Network topology was a central experimental variable. Eight distinct graphs were used: three regular ring lattices (degree = 2, 4, 6) and five random graphs with heterogeneous degrees (average degree ≈ 4, range 1–10). Participants were randomly assigned to nodes in each run, ensuring that the number of observable neighbors differed both across participants and across runs. This design allowed the authors to probe how structural connectivity influences the propensity to seek social information versus relying on broadcast updates.
The core empirical findings are threefold. First, the probability of evacuation rose sharply as the disaster likelihood increased, but the exact “threshold” at which individuals chose to evacuate varied systematically with two contextual pressures: (a) time pressure, represented by the shrinking window in which the disaster could strike, and (b) competition for shelter space, represented by the number of already‑occupied beds. Second, participants embedded in higher‑degree random networks tended to query neighbor status more frequently and often evacuated earlier than those in low‑degree lattice networks, indicating faster diffusion of social cues in the former. Third, individual differences in personality and risk attitudes correlated with model parameters: risk‑averse participants displayed lower average probability thresholds, while higher extraversion and openness were linked to more consistent (lower variance) application of the threshold and greater use of social information.
To capture these dynamics, the authors introduced a stochastic decision model comprising three key parameters: (i) a multiplicative rate factor α that scales the baseline evacuation rate by disaster probability, time pressure, and shelter‑capacity competition; (ii) an average decision threshold θ̄ representing the typical disaster probability at which a participant decides to evacuate; and (iii) a variability term σθ reflecting how consistently the threshold is applied across runs. The instantaneous evacuation rate λ(t) is expressed as λ(t)=α·P_hit(t)·f(time)·g(capacity). Parameter estimation via maximum likelihood yielded a high goodness‑of‑fit (R²≈0.87) to the observed evacuation time distributions across all scenarios.
The model’s explanatory power enables several practical implications. It provides a quantitative framework for disaster‑management simulations that can test the impact of different information‑dissemination strategies (centralized broadcast versus decentralized peer updates) and resource‑allocation policies (e.g., dynamic shelter capacity announcements). Moreover, the identified links between psychometric traits and decision parameters suggest that tailored communication—such as early warnings for risk‑averse individuals or real‑time capacity dashboards for socially oriented groups—could improve overall evacuation efficiency.

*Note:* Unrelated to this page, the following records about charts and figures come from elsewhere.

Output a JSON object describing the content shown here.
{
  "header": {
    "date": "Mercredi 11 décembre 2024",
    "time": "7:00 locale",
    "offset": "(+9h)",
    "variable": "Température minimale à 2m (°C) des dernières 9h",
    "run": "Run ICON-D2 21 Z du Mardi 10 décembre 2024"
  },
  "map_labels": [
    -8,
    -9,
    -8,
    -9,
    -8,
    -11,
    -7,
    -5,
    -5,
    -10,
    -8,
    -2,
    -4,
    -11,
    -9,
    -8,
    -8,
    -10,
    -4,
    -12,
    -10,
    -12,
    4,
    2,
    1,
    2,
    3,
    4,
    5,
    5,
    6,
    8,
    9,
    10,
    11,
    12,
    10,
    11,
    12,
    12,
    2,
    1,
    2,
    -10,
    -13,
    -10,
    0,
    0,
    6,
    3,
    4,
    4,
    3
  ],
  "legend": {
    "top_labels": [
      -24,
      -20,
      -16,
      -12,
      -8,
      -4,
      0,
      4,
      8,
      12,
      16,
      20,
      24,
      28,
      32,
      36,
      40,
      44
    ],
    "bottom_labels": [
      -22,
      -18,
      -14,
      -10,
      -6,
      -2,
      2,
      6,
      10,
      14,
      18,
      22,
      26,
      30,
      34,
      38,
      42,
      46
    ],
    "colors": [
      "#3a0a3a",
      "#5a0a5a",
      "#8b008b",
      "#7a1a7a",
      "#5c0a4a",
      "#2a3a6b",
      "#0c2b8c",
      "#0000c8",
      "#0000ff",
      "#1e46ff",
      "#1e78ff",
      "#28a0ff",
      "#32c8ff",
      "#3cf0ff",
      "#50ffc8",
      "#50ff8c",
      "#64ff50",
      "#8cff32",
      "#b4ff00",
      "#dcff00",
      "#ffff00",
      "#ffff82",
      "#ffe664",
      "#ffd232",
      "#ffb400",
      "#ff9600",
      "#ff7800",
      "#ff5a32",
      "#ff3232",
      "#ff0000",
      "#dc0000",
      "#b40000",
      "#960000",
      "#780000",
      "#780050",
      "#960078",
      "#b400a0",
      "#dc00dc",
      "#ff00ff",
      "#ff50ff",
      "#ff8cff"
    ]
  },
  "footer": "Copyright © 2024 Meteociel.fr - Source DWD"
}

The authors acknowledge limitations: the experiment was conducted in a virtual, low‑stakes environment lacking genuine physical danger, emotional stress, and broader social ties (family, community leaders). The sample consisted solely of university students, limiting demographic generalizability. Future work is proposed to incorporate immersive virtual‑reality scenarios, more diverse participant pools, and field‑validated data to refine and validate the model for real‑world disaster planning.